Санчо слушал этот рассказ, и ему казалось, что он сейчас спятит или лопнет от смеха; кто-кто, а уж он-то знал истинную подоплеку мнимой заколдованности Дульсинеи, сам же он был и колдуном, и единственным свидетелем, а потому теперь у него не оставалось решительно никаких сомнений насчет того, что его господин окончательно свихнулся и лишился рассудка, и обратился к нему Санчо с такими словами:
– При неблагоприятных обстоятельствах и вовсе уж не в пору и в злосчастный день спустились вы, дорогой мой хозяин, в подземное царство, и не в добрый час повстречались вы с сеньором Монтесиносом, который так вас обморочил. Сидели бы вы, ваша милость, тут, наверху, не теряли разума, какой вам дарован от бога, всех поучали бы и ежеминутно давали советы, а теперь вот и порете чушь несусветную.

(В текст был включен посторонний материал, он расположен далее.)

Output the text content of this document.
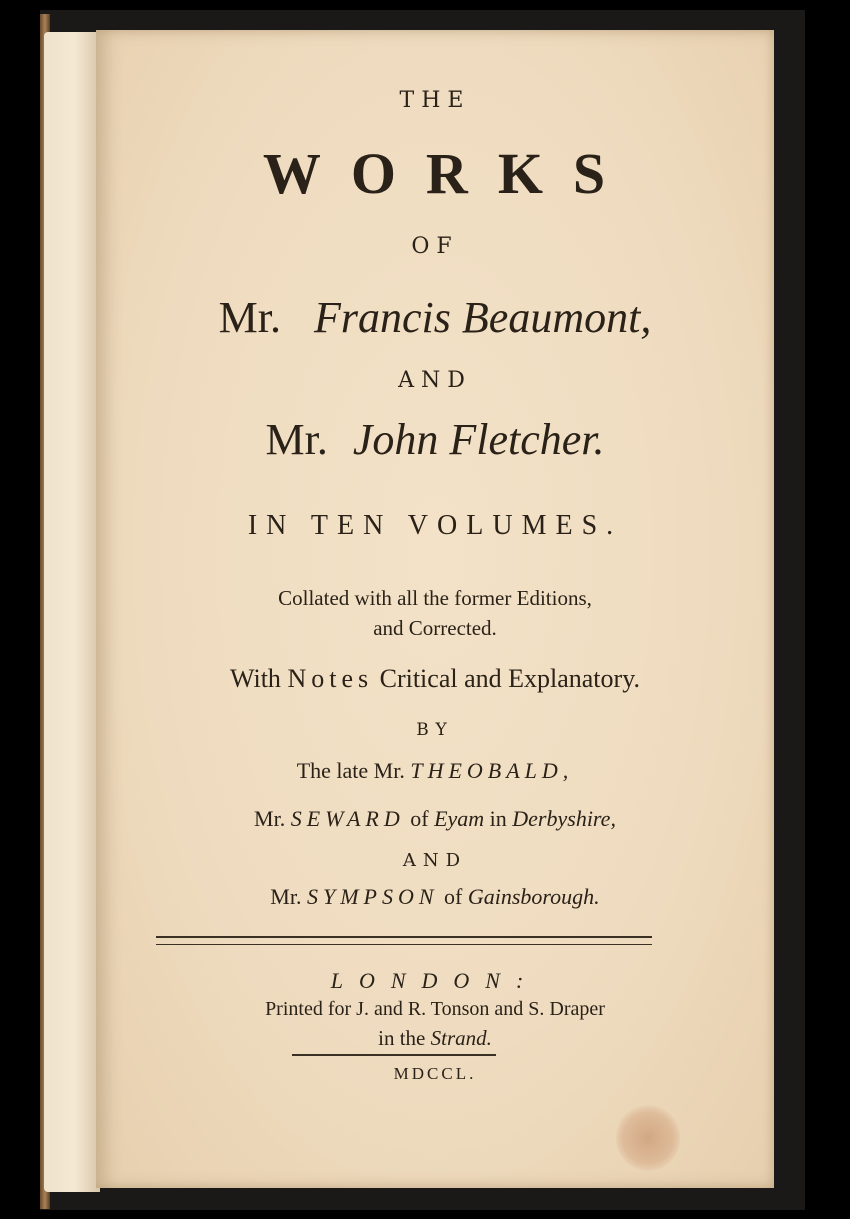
THE
WORKS
OF
Mr. Francis Beaumont,
AND
Mr. John Fletcher.
IN TEN VOLUMES.
Collated with all the former Editions,
and Corrected.
With Notes Critical and Explanatory.
BY
The late Mr. THEOBALD,
Mr. SEWARD of Eyam in Derbyshire,
AND
Mr. SYMPSON of Gainsborough.
LONDON:
Printed for J. and R. Tonson and S. Draper
in the Strand.
MDCCL.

– Я тебя хорошо знаю, Санчо, – сказал Дон Кихот, – а потому не обращаю внимания на твои слова.
– А я – на слова вашей милости, – отрезал Санчо, – хотя бы вы меня изувечили, хотя бы вы меня прикончили за те слова, которые я вам уже сказал и которые намереваюсь сказать, если только из ваших слов не будет явствовать, что вы исправились и взялись за ум. Но пока еще мы с вами не поссорились, скажите, пожалуйста, ваша милость: как, по каким приметам узнали вы нашу хозяйку? Был ли у вас с ней разговор, и о чем вы ее спрашивали, и что она вам отвечала?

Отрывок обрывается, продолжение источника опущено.